In this serious and thoughtful piece in The New Yorker, Jane Mayer explores the personal politics of 24 creator and producer Joel Surnow. In the process of dissecting Surnow’s beliefs, we discover that some of our country’s most authoritative sources on matters of interrogation and torture feel that the character of Jack Bauer is a bad influence on the troops and that the show may even be responsible for the mistreatment of some prisoners.

Mayer gives details of a visit to the set last November by U.S. Army Brigadier General Patrick Finnegan, the dean of the United States Military Academy at West Point, along with several senior FBI and CIA agents who have conducted thousands of interrogations in their careers.

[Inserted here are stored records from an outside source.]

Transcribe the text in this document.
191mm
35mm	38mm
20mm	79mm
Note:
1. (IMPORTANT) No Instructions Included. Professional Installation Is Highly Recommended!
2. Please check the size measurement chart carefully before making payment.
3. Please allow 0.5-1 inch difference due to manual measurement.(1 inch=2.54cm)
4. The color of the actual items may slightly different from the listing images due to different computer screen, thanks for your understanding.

Their verdict was simple and straightforward; the torture scenes in the show were affecting the way that cadets at West Point as well as troops in the field were approaching the interrogation of prisoners:

Finnegan told the producers that “24,” by suggesting that the U.S. government perpetrates myriad forms of torture, hurts the country’s image internationally. Finnegan, who is a lawyer, has for a number of years taught a course on the laws of war to West Point seniors-cadets who would soon be commanders in the battlefields of Iraq and Afghanistan. He always tries, he said, to get his students to sort out not just what is legal but what is right. However, it had become increasingly hard to convince some cadets that America had to respect the rule of law and human rights, even when terrorists did not. One reason for the growing resistance, he suggested, was misperceptions spread by “24,” which was exceptionally popular with his students. As he told me, “The kids see it, and say, ‘If torture is wrong, what about “24″?’ ” He continued, “The disturbing thing is that although torture may cause Jack Bauer some angst, it is always the patriotic thing to do…”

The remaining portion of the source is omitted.